I wish you all the best of luck and please let us know what you did and what happened!
Did i answer your question on the forums? I love to hear a reply wether or not it worked for you!
Jaap - Acquia certified drupal site builder
Drupal is seriously not good
This isn't really a Drupal issue, this can happen with any software, Drupal, Wordpress, Joomla, custom software, anything. If you keep your modules and core updated, Drupal gets hacked less than other software. The problem here is that your files weren't kept updated, so they found a known security hole and used it.
Again, this is not a Drupal issue. Drupal is open source, which is great because it is free, but it also means that you are on your own with a lot of issues. If you don't want to deal with that, then there are paid software solutions out there that would likely be better for you, since they will ensure that the software is up to date, and will handle problems like this if they arise.
I feel for your troubles - getting hacked with ransomware absolutely sucks.
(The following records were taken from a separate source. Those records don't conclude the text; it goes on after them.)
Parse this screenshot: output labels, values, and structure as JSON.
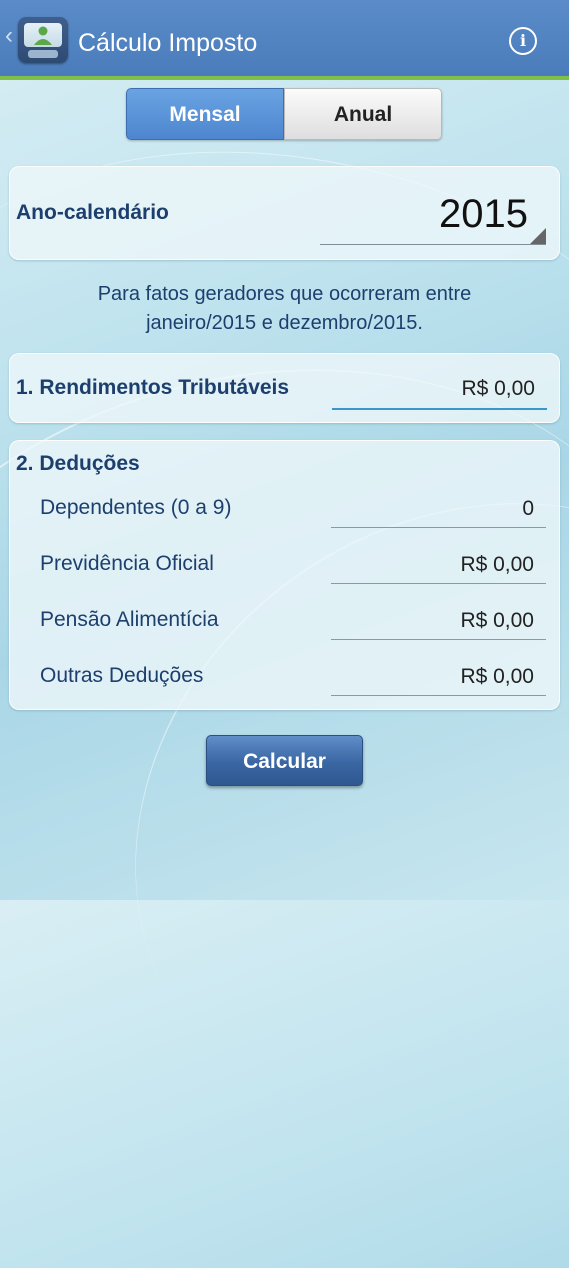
{
  "header": {
    "title": "Cálculo Imposto",
    "back_glyph": "‹",
    "info_glyph": "i",
    "colors": {
      "bar": "#4a7cbb",
      "accent_line": "#7ec049"
    }
  },
  "period_toggle": {
    "options": [
      "Mensal",
      "Anual"
    ],
    "selected": "Mensal"
  },
  "calendar_year": {
    "label": "Ano-calendário",
    "value": "2015"
  },
  "note": {
    "line1": "Para fatos geradores que ocorreram entre",
    "line2": "janeiro/2015 e dezembro/2015."
  },
  "taxable_income": {
    "label": "1. Rendimentos Tributáveis",
    "value": "R$ 0,00"
  },
  "deductions": {
    "heading": "2. Deduções",
    "items": [
      {
        "label": "Dependentes (0 a 9)",
        "value": "0"
      },
      {
        "label": "Previdência Oficial",
        "value": "R$ 0,00"
      },
      {
        "label": "Pensão Alimentícia",
        "value": "R$ 0,00"
      },
      {
        "label": "Outras Deduções",
        "value": "R$ 0,00"
      }
    ]
  },
  "calculate_button": {
    "label": "Calcular"
  }
}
But it's not the fault of Drupal.
Oh!! Thanks for the detailed
Oh!! Thanks for the detailed information..I appreciate your words. But if I cannot access my account its not because I forget username password its because of this virus whom should I contact to reset my login details..Please tell me Jaypan..
You probably need to hire
You probably need to hire someone who knows Drupal well to go in and figure out what's happening, and clear your system.
You can post in the Paid Services section of the forum, or try jobs.drupal.org
Also, make sure that you make it clear they need to clean out the exploit and not just fix the bitcoin problem. Otherwise you'll likely get hacked again.
Yes, I have hired developer
Yes, I have hired developer now and he is saying hosting site has updated website with the virus and now which backup they are having is already infected.. Thanks for your advise..
The solution is to restore your Drupal database
I had the same problem and was able to restore my site by restoring the database from a previous back-up. So... it doesn't appear that the ransom ware is targeting files but rather the Drupal database somehow.